When it comes to large charitable gifts the IRS and the courts are very strict on following the law. As the following couple found out, even if they should undervalue the gift; therefore, cheating themselves of a tax deduction ($4 million), they could lose big time by not paying attention to the rules. The penalty for not properly documenting donations properly is, in most cases, a complete disallowance of the deduction.
The most recent Tax Court case shows the folly of a “sophisticated” taxpayer not following the rules costing them a charitable deduction in excess of $4 million.
Here is a summary of the facts. The taxpayer owned several pieces of property located in the Sacramento, CA area. In 2003, the taxpayers created a charitable remainder trust and donated the property to the trust. In preparing their income tax return, the taxpayer did not get a qualified appraisal for the property. The IRS audited the return and disallowed the charitable donation claimed. The Tax Court just ruled that the IRS was correct.

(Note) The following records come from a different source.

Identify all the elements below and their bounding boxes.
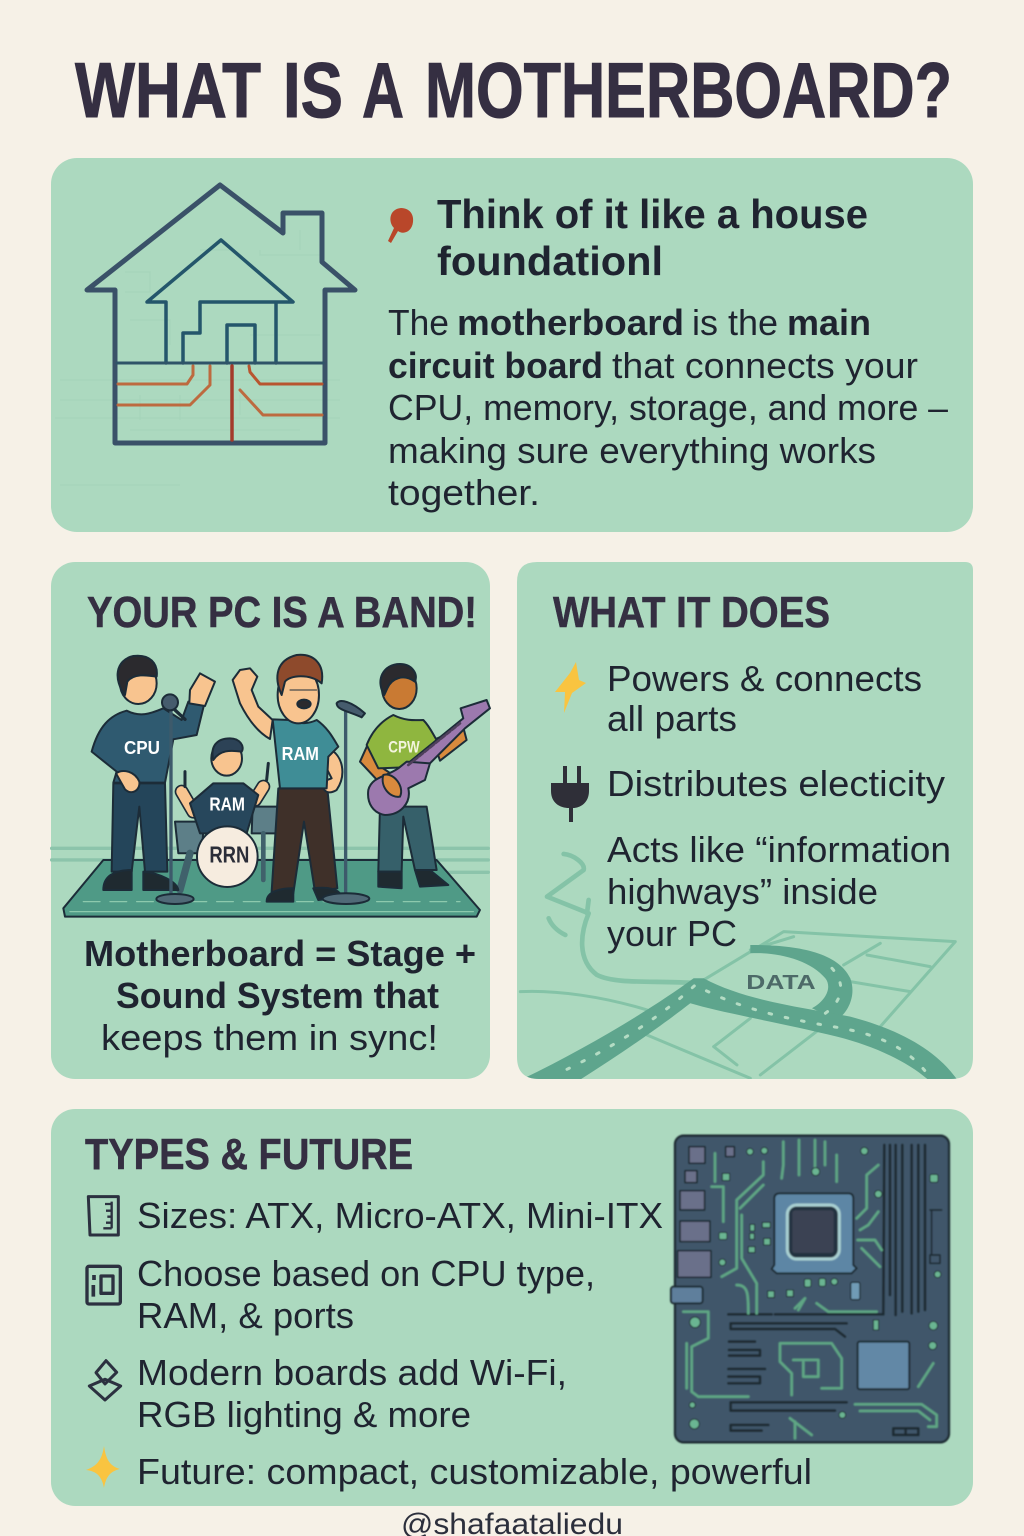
illustration: motherboard: [671, 1136, 949, 1442]
drummer: [175, 822, 204, 853]
illustration: band on stage: CPW: [388, 737, 420, 756]
heading: house foundation: [437, 191, 868, 284]
title: A: [362, 46, 404, 134]
text: powers and connects: Powers & connects: [607, 658, 922, 699]
text: powers and connects: all parts: [607, 698, 737, 739]
illustration: band on stage: [52, 655, 490, 917]
person guitarist: [378, 807, 437, 872]
heading: what it does: WHAT IT DOES: [553, 588, 830, 637]
text block: motherboard definition: motherboard: [457, 302, 684, 343]
panel: types and future: [51, 1109, 973, 1506]
heading: house foundation: foundationl: [437, 238, 663, 284]
text block: motherboard definition: CPU, memory, storage, and more –: [388, 387, 948, 428]
illustration: band on stage: RAM: [282, 743, 319, 764]
text: information highways: [607, 829, 951, 954]
text: modern boards: RGB lighting & more: [137, 1394, 471, 1435]
text: modern boards: Modern boards add Wi-Fi,: [137, 1352, 567, 1393]
heading: types and future: TYPES & FUTURE: [85, 1130, 413, 1179]
text block: motherboard definition: making sure everything works: [388, 430, 876, 471]
text: choose based on: RAM, & ports: [137, 1295, 354, 1336]
text block: motherboard equals stage: keeps them in sync!: [101, 1017, 438, 1058]
illustration: data highways map: [517, 854, 959, 1082]
icon: overlapping diamonds: [89, 1361, 121, 1400]
text: choose based on: [137, 1253, 595, 1336]
text block: motherboard definition: that connects your: [612, 345, 918, 386]
text block: motherboard equals stage: Motherboard = Stage +: [84, 933, 476, 974]
text: information highways: highways” inside: [607, 871, 878, 912]
illustration: band on stage: RRN: [209, 842, 249, 868]
heading: house foundation: Think of it like a house: [437, 191, 868, 237]
title: WHAT: [75, 46, 261, 134]
text block: motherboard definition: is the: [692, 302, 778, 343]
text: sizes: Sizes: ATX, Micro-ATX, Mini-ITX: [137, 1195, 663, 1236]
text block: motherboard definition: together.: [388, 472, 540, 513]
icon: CPU socket: [87, 1266, 120, 1304]
icon: gold sparkle: [86, 1446, 120, 1488]
text: information highways: Acts like “information: [607, 829, 951, 870]
illustration: data highways map: DATA: [746, 972, 816, 994]
panel: your PC is a band: [51, 562, 490, 1079]
person CPU: [112, 783, 167, 872]
panel: house foundation: [51, 158, 973, 532]
icon: power plug: [551, 766, 589, 822]
text: future: Future: compact, customizable, powerful: [137, 1451, 812, 1492]
illustration: band on stage: RAM: [209, 793, 245, 814]
text: powers and connects: [607, 658, 922, 739]
text block: motherboard equals stage: [84, 933, 476, 1058]
text: modern boards: [137, 1352, 567, 1435]
title: [75, 46, 952, 134]
text block: motherboard definition: main: [787, 302, 871, 343]
text block: motherboard definition: [388, 302, 948, 513]
heading: band: YOUR PC IS A BAND!: [87, 588, 477, 637]
icon: house with foundation wiring: [87, 185, 355, 443]
icon: red pin: [388, 208, 413, 243]
text block: motherboard definition: circuit board: [388, 345, 603, 386]
text: choose based on: Choose based on CPU type,: [137, 1253, 595, 1294]
text block: motherboard equals stage: Sound System that: [116, 975, 439, 1016]
text: information highways: your PC: [607, 913, 737, 954]
title: IS: [283, 46, 343, 134]
illustration: band on stage: CPU: [124, 737, 160, 758]
person RAM: [272, 788, 337, 893]
text: distributes electricity: Distributes electicity: [607, 763, 945, 804]
text block: motherboard definition: The: [388, 302, 449, 343]
icon: size ruler: [88, 1197, 118, 1235]
panel: what it does: [517, 562, 973, 1082]
icon: lightning bolt: [555, 662, 586, 713]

The interesting part of this case is that the IRS really did not have an argument with the valuation done by the taxpayer. As a matter of fact, they basically conceded that the value was most likely higher than what the taxpayer claimed. However, the taxpayer filled out the form, did not read the instructions and had his entire donation amount disallowed. A qualified appraisal would have probably cost the taxpayer about $5-10,000. This would have allowed the donation and probably saved the taxpayer easily $2 million or more in taxes.